South Africa is currently implementing a traffic regulation scheme called Administrative Adjudication of Road Traffic Offences ("AARTO"). The AARTO scheme penalises drivers for offences such as speeding, failing to carry a valid driving licence while driving and not wearing a seatbelt. On the other hand, the scheme allows penalised drivers to redeem points with good behaviour. Put simply, the operation of the AARTO scheme can be explained as follows:

"Points are allocated when a traffic offence is committed and an accumulation of points leads to the eventual cancellation or suspension of a driving licence. Each driver starts out with zero points and points are added to the licence for traffic offences, with the number of points allocated depends on the offence committed. The maximum number of points allowed on a licence is 12 points, after which the licence is suspended for up to 32 days. A driver whose licence is suspended for the third time loses their licence permanently and has to reapply for a driving licence. This involves retaking the driving test in full after the disqualification period." (See, Accessed on 23 June 2014)

While I do not question the laudable objectives and worthy intentions behind the scheme, the question that I pose is why were we not given the opportunity to solve the problem of driving offences psychologically? What do I mean? Allow me to explain.

Loss aversion bias was first introduced by Nobel-prize winning psychologist Daniel Kahneman and Amos Tversky in 1979 as part of the original prospect theory. In essence, it suggests that psychologically, the possibility of a loss is on average twice as powerful a motivator as the possibility of making a gain of equal magnitude. In short, it suggests that people would prefer to avoid a loss to realizing a gain. (See, Accessed on 23 June 2014)

In some European countries such as Italy, penalty points go backwards: You start with 12 points and with each offence committed by a driver points are taken away. The reason for this is that the Italians took into account the fact that loss aversion bias acts as a much more powerful influence on people's behavior. In South Africa we tend to feel, "Yeah! Got another three!" Not so in Italy.

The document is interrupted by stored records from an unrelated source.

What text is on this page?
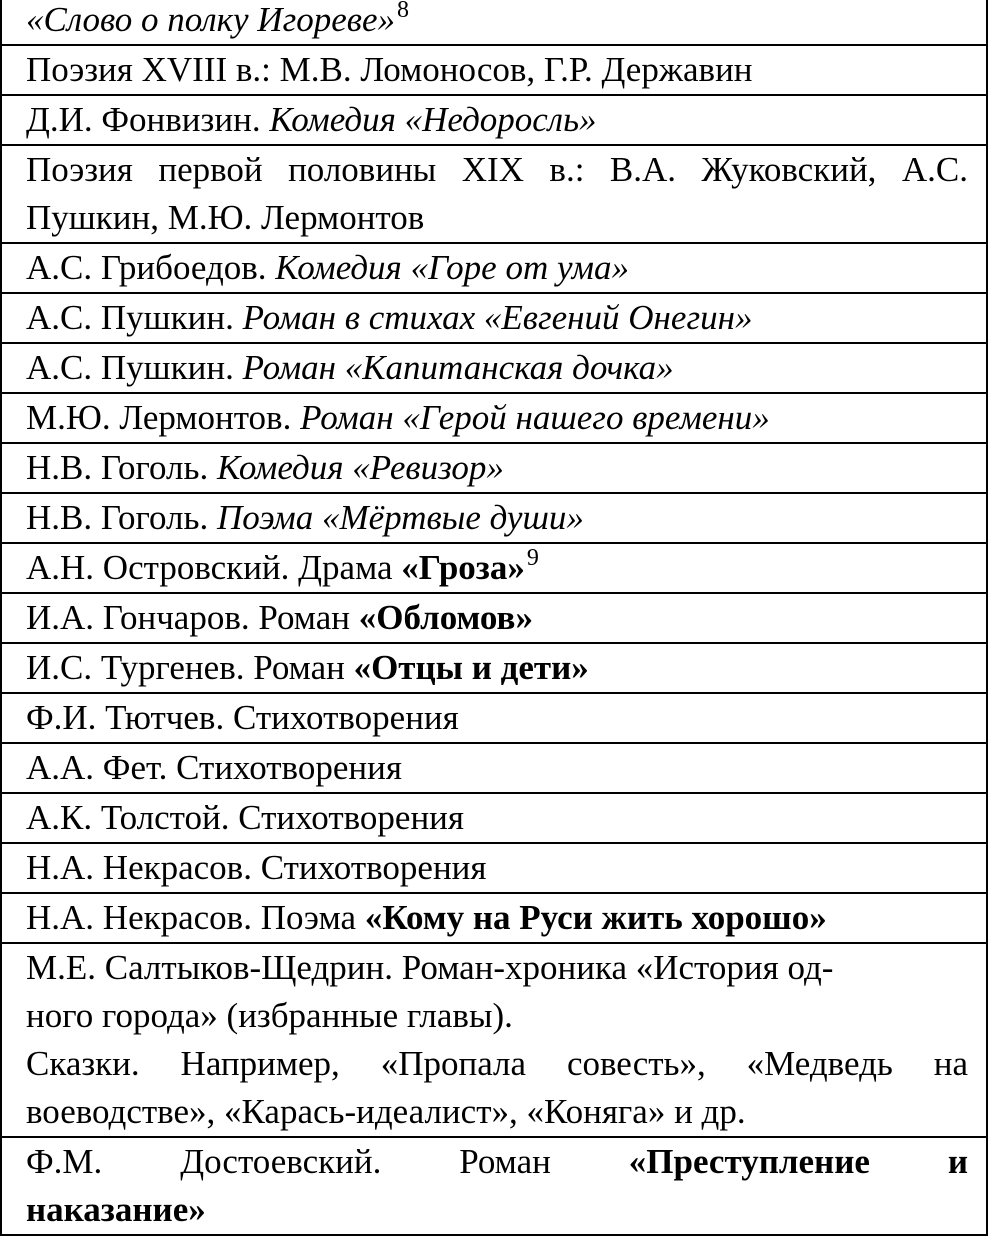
«Слово о полку Игореве»$^8$
Поэзия XVIII в.: М.В. Ломоносов, Г.Р. Державин
Д.И. Фонвизин. Комедия «Недоросль»
Поэзия первой половины XIX в.: В.А. Жуковский, А.С. Пушкин, М.Ю. Лермонтов
А.С. Грибоедов. Комедия «Горе от ума»
А.С. Пушкин. Роман в стихах «Евгений Онегин»
А.С. Пушкин. Роман «Капитанская дочка»
М.Ю. Лермонтов. Роман «Герой нашего времени»
Н.В. Гоголь. Комедия «Ревизор»
Н.В. Гоголь. Поэма «Мёртвые души»
А.Н. Островский. Драма «Гроза»$^9$
И.А. Гончаров. Роман «Обломов»
И.С. Тургенев. Роман «Отцы и дети»
Ф.И. Тютчев. Стихотворения
А.А. Фет. Стихотворения
А.К. Толстой. Стихотворения
Н.А. Некрасов. Стихотворения
Н.А. Некрасов. Поэма «Кому на Руси жить хорошо»

М.Е. Салтыков-Щедрин. Роман-хроника «История од-
ного города» (избранные главы).
Сказки. Например, «Пропала совесть», «Медведь на воеводстве», «Карась-идеалист», «Коняга» и др.

Ф.М. Достоевский. Роман «Преступление и
наказание»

So why have our law makers not done like the Romans and taken into account loss aversion bias when developing the AARTO scheme? I believe the reason for this is that when looking for solutions, our legislature gives too much priority to technical solutions, or what advertising guru Rory Sutherland terms "Newtonian solutions" (see, Accessed on 23 June 2014), and not nearly enough consideration to possible psychological solutions. Legislation is drafted from the perspective that logic is its own answer and mechanistic, technical ideas are prioritised over psychological ideas. The AARTO scheme is just one example of where it may have been apposite for the legislature to consider and adopt the latest findings in psychology and behavioural economics.